La manifestation des «gilets jaunes» à Toulouse lors de l'acte 22, le 13 avril 2019. — L. Barakat / Sipa
  • Plusieurs milliers de personnes ont participé à l’acte 23 des « gilets jaunes », samedi à Toulouse.
  • Au moins quatre personnes ont été blessées, dont deux journalistes et deux policiers.
  • 21 personnes ont été interpellées. Onze l’ont été pour « dissimulation du visage ».

Plusieurs milliers de personnes ont de nouveau manifesté dans le centre de Toulouse samedi, lors de l’acte 23 des « gilets jaunes ». La Ville rose est un bastion du mouvement commencé le 17 novembre dernier.

 

Selon un bilan de la préfecture de Haute-Garonne actualisé ce dimanche, 21 personnes ont été interpellées et placées en garde à vue. Dix l’ont été « pour jets de projectiles, violences sur personnes dépositaires de l’autorité publique et outrage », onze autres « pour dissimulation du visage conformément à la loi dite anticasseurs » poursuit la préfecture.

Deux journalistes blessés

Deux journalistes ont été blessés. Sur Twitter, le photographe indépendant Kevin Figuier évoque « une grenade de désencerclement envoyée en cloche », qui a entraîné « deux impacts », au mollet droit et au dos. Frédéric Scheiber, photographe qui couvre le mouvement pour Actu Toulouse, « a été blessé au genou par une grenade de désencerclement puis délibérément visé par les gaz lacrymo des forces de l’ordre », indique, toujours sur Twitter, Pascal Pallas, rédacteur en chef d'Actu Toulouse.

La préfecture comptabilise « deux blessés en urgence relative parmi les manifestants », sans que l’on sache s’il s’agit des journalistes, ainsi que « deux blessés légers parmi les forces de l’ordre ».

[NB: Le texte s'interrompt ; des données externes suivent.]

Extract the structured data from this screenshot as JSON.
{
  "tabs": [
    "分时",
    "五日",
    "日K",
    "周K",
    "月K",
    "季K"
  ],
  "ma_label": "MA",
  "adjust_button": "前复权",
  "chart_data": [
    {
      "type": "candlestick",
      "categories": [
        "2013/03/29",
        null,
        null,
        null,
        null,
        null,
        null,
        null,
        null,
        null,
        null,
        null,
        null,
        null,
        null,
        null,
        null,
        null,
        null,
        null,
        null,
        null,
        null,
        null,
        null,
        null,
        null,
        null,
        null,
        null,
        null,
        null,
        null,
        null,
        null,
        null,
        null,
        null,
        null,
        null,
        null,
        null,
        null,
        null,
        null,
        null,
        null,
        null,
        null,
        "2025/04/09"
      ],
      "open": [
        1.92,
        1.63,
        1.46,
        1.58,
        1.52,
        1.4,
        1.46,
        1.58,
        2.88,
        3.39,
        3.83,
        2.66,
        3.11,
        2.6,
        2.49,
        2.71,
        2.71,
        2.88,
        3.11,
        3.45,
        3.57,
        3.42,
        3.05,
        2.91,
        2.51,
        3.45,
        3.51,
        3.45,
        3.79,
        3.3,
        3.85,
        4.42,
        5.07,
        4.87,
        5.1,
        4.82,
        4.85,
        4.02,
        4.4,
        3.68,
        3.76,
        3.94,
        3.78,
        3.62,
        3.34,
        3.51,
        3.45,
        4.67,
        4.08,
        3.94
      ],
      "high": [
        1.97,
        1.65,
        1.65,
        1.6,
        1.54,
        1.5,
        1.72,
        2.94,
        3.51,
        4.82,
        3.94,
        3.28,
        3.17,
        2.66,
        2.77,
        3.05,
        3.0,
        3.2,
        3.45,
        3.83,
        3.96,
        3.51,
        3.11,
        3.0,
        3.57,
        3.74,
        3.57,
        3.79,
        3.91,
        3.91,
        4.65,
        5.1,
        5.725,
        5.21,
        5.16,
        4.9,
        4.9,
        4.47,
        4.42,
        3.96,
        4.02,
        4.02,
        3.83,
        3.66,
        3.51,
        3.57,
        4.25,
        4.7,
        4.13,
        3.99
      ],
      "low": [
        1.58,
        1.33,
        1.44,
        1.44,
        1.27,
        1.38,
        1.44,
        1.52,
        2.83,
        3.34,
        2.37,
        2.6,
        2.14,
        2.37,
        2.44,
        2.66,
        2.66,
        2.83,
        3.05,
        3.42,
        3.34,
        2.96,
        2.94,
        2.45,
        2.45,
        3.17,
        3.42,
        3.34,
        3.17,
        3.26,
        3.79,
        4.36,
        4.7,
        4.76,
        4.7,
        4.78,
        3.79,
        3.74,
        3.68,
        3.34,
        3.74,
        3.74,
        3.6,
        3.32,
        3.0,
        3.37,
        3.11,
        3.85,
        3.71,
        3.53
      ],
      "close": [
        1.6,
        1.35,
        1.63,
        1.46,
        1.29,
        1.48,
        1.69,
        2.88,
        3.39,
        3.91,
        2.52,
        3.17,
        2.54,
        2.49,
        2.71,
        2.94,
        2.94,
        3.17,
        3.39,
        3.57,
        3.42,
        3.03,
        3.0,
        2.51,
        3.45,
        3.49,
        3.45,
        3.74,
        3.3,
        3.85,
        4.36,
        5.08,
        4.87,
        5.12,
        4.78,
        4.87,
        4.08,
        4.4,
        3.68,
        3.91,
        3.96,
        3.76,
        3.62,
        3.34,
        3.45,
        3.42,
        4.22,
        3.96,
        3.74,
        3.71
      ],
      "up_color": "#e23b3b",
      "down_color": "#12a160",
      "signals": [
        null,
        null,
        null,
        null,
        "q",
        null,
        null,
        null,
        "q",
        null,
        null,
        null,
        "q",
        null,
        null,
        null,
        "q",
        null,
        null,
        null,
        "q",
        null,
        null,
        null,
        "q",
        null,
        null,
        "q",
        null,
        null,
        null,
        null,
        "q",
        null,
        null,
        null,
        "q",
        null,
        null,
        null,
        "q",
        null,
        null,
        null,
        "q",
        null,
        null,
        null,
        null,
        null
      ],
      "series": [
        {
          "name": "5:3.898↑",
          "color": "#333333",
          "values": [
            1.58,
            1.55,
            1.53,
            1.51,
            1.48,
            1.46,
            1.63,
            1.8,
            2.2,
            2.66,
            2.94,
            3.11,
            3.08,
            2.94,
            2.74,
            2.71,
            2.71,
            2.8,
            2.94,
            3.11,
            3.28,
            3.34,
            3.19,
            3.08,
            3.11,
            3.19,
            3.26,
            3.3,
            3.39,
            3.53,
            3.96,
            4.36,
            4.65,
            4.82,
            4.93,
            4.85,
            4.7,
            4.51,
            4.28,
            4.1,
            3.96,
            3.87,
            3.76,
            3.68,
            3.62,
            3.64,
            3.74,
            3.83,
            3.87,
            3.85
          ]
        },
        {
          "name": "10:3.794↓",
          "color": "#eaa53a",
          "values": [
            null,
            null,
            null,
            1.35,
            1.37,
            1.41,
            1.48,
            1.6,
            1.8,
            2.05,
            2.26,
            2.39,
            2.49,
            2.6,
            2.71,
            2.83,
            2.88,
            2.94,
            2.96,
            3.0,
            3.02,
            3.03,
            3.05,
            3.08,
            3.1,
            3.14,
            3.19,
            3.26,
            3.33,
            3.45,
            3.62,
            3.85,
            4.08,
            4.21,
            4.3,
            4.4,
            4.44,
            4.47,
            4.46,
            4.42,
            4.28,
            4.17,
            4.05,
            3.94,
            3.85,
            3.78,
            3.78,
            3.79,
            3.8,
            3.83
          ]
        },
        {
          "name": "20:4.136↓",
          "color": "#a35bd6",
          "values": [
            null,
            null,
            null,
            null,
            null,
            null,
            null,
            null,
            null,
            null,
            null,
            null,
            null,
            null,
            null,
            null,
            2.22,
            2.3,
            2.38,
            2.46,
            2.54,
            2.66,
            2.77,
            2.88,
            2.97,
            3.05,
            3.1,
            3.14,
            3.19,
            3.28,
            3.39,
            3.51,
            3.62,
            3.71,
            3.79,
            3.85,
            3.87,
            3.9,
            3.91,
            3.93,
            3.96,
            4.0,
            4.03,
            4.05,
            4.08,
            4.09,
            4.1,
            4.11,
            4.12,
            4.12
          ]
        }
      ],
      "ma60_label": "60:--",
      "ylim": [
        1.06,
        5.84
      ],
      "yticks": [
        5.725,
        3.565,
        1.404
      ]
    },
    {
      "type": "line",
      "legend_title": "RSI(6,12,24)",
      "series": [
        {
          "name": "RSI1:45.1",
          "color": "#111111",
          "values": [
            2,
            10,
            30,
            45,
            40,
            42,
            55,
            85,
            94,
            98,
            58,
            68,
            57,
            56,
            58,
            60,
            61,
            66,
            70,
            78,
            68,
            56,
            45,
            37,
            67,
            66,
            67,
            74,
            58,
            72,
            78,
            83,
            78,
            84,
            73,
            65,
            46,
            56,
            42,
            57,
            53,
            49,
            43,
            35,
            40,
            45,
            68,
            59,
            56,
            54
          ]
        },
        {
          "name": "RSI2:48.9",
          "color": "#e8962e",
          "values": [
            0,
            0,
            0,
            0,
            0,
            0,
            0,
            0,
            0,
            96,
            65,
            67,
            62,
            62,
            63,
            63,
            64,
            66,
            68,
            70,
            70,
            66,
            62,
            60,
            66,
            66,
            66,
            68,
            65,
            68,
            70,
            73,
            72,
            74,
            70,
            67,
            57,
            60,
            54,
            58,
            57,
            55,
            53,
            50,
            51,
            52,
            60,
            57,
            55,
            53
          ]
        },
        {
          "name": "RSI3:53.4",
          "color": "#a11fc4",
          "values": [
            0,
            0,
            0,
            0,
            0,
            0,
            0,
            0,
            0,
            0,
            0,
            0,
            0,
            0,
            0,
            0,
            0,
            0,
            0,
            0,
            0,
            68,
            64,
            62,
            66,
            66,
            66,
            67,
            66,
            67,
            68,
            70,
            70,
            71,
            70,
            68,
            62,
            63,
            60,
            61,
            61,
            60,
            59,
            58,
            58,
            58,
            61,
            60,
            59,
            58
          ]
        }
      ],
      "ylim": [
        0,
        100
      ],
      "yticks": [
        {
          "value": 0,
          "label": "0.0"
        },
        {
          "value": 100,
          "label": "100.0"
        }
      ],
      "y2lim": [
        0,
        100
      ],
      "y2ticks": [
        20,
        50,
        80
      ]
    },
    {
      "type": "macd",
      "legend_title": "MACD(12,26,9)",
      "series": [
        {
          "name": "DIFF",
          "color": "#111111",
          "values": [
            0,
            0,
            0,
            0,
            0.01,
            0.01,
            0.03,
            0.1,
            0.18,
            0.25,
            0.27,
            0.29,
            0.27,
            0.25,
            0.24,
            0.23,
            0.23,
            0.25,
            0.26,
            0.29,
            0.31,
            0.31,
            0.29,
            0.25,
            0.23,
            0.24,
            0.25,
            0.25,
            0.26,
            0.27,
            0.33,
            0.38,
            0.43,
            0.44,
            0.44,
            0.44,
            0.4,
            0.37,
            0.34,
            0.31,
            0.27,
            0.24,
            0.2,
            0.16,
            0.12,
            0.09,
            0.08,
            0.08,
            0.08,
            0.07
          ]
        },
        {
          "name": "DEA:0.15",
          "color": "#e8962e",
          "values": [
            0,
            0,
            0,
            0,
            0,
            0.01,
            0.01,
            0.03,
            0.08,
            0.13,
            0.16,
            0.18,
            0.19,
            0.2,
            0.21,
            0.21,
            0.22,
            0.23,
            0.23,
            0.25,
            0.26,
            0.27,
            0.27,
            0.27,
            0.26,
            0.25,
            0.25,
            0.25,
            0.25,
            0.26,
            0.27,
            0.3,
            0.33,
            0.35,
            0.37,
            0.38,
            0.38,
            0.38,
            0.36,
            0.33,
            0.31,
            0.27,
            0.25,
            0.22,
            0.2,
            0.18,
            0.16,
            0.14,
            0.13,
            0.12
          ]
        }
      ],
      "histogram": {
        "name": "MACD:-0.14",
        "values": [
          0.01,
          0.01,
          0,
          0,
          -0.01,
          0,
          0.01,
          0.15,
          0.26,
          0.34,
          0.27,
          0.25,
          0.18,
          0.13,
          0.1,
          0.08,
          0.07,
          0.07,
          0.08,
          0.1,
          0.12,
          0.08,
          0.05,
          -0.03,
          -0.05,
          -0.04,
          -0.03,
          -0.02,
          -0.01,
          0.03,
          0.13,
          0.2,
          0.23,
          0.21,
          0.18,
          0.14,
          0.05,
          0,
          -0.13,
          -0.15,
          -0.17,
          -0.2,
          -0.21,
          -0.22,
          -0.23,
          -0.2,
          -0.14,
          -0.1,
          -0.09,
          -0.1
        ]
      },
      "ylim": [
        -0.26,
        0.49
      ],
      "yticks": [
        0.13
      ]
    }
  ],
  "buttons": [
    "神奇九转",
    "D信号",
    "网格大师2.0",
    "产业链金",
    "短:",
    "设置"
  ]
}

Arrêté préfectoral respecté place du Capitole

La manifestation, précédée par de nombreux motards, avait démarré dans le calme en début d’après-midi, depuis la place Jean-Jaurès. Comme souvent, les heurts ont débuté en fin d’après-midi.

Le cortège s’était auparavant déplacé dans le centre-ville sans passer par la place du Capitole, où tout cortège ou rassemblement de « gilets jaunes » était de nouveau interdit par arrêté préfectoral.